Even if you don’t feel as if you’ve had so many doors open for you yet, do your best to avoid comparing yourself to your peers. Focus on your own journey and career path.
One thing out of your control is the decision of firms in the industry. Bogomil was able to land a full-time role at United Partners Bulgaria, but not all firms are open to hiring recent grads. Some companies may not be hiring while you’re looking for work, which can obviously be disappointing, but it helps to get an insight into why these firms make the choices that they do. In other words, you may feel rejected but it’s not personal.

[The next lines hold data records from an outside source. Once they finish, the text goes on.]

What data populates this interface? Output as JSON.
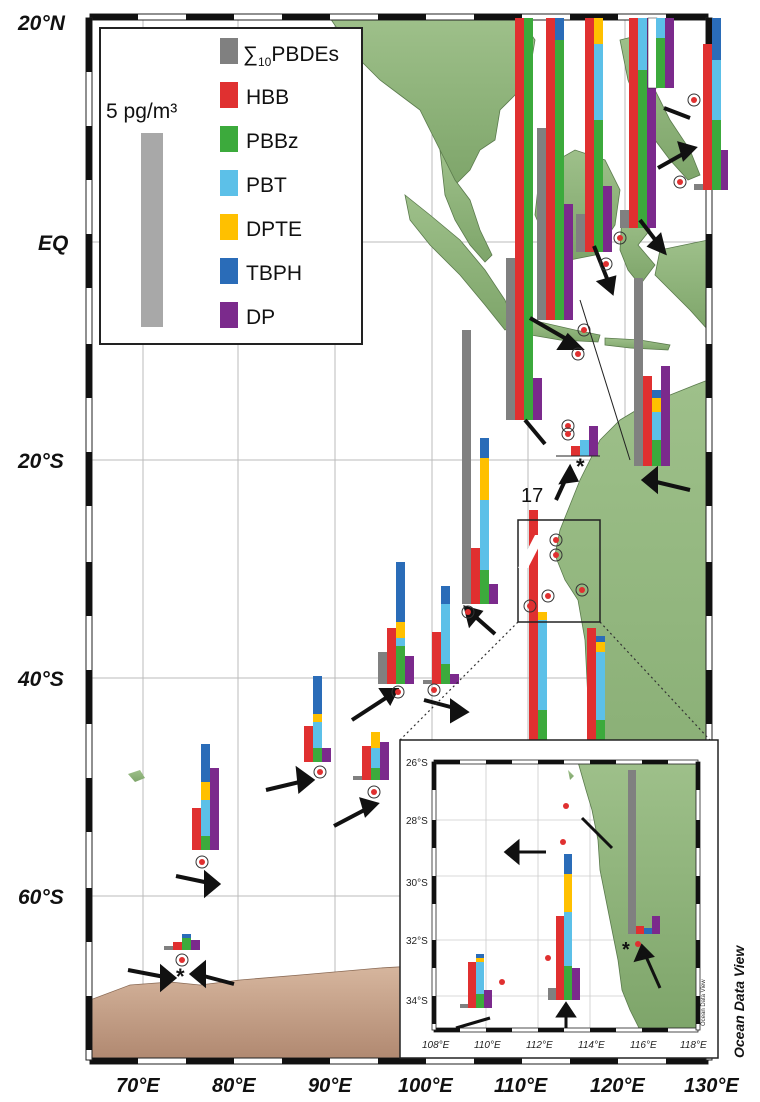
{
  "map": {
    "lat_labels": [
      "20°N",
      "EQ",
      "20°S",
      "40°S",
      "60°S"
    ],
    "lon_labels": [
      "70°E",
      "80°E",
      "90°E",
      "100°E",
      "110°E",
      "120°E",
      "130°E"
    ],
    "watermark": "Ocean Data View",
    "site_label_17": "17",
    "asterisk": "*"
  },
  "legend": {
    "scale_label": "5 pg/m³",
    "entries": [
      {
        "sigma": "∑",
        "sub": "10",
        "rest": "PBDEs",
        "color": "#808080"
      },
      {
        "label": "HBB",
        "color": "#e03030"
      },
      {
        "label": "PBBz",
        "color": "#3caa3c"
      },
      {
        "label": "PBT",
        "color": "#5cc0e8"
      },
      {
        "label": "DPTE",
        "color": "#ffc000"
      },
      {
        "label": "TBPH",
        "color": "#2a6cb8"
      },
      {
        "label": "DP",
        "color": "#7b2a8c"
      }
    ]
  },
  "inset": {
    "lat_labels": [
      "26°S",
      "28°S",
      "30°S",
      "32°S",
      "34°S"
    ],
    "lon_labels": [
      "108°E",
      "110°E",
      "112°E",
      "114°E",
      "116°E",
      "118°E"
    ],
    "watermark": "Ocean Data View"
  }
}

Hurdle Number One: Endure the Struggle
University of Southampton law student Avila Chidume has been looking to work in marketing and has her own greeting cards business which she runs herself. In her experience, “doors are closed in places which don’t have diverse teams.” As disheartening as this can seem, there is an upside in that other firms are genuinely looking to open more doors and provide more opportunities.
“Places actively seeking to diversify, such as universities or those located in certain areas of London, are more encouraging and open,” she explains. Philosophy and politics student Imy Brighty-Potts, also at the University of Southampton expands, “Doors are open, but it’s as if someone’s at the door and there’s a secret code which changes from door to door to get in. Accessibility to opportunities is made much easier by incredible online resources, but still, it’s hard to actually find the roles, presumably because of the number of candidates.”

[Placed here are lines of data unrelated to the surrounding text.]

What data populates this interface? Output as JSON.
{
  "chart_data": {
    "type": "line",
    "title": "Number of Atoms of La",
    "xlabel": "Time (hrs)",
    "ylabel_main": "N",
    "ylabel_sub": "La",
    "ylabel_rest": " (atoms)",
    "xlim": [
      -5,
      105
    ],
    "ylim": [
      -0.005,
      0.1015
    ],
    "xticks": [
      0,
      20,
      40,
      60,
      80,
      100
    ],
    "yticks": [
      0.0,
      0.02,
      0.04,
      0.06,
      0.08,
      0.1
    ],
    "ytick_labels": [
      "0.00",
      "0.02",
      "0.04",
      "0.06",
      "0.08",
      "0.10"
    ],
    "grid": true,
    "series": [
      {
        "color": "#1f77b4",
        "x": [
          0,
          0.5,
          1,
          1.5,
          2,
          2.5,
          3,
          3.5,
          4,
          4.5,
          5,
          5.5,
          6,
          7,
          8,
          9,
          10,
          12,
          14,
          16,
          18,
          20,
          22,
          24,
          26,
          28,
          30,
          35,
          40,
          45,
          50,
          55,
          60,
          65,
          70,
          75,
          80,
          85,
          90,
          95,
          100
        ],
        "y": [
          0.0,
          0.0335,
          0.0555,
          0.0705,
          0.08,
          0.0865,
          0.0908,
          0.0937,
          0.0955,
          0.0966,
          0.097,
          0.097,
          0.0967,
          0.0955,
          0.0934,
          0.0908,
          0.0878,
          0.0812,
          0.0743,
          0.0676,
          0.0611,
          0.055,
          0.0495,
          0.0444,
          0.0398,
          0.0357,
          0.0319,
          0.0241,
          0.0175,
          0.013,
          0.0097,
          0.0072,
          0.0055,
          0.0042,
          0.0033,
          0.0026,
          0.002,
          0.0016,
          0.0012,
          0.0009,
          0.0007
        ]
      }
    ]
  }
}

It can feel as though there’s just a certain number of positions available, and a whole host of recent graduates are vying to fill them. But that’s not always the case. Keep asking.
Speaking to Josh Abraham of Liberty Music PR, he explains that, for recent graduates, the market is “looking better than it used to, but it’s also still a struggle. There’s an emphasis on hiring young talent as companies are aware that young people can bring more to the table,” he explains.
Hiring During Pandemic Times
As to be expected, the COVID-19 pandemic has had a notable impact on the ease of breaking into the industry, and for students who haven’t yet graduated it, they can find themselves in an awkward situation. “Pre-lockdown, I had applied to intern in London,” Avila tells me, “The process was supposed to be two months, but now everything has been delayed indefinitely. There are still places looking to hire immediately, but I haven’t graduated yet so I can’t apply to them.” Or, as Josh puts it, “The current climate has affected our hiring a little bit, but we’re always wanting more people.”
It’s impossible to report on the current state of the industry without giving a mention to coronavirus, and it has, of course, had an impact on everything from the profits of firms to the employment prospects of young graduates. Yet, it’s important to put things into perspective. Although it’s a huge global event, it pales in significance to the length of a career, and we just have to adapt as best we can for the time being.
No-one is suggesting that it’ll be easy once you graduate and enter the world of work, but it doesn’t need to be as difficult as you might fear. Lay the groundwork, make the contacts, and keep working.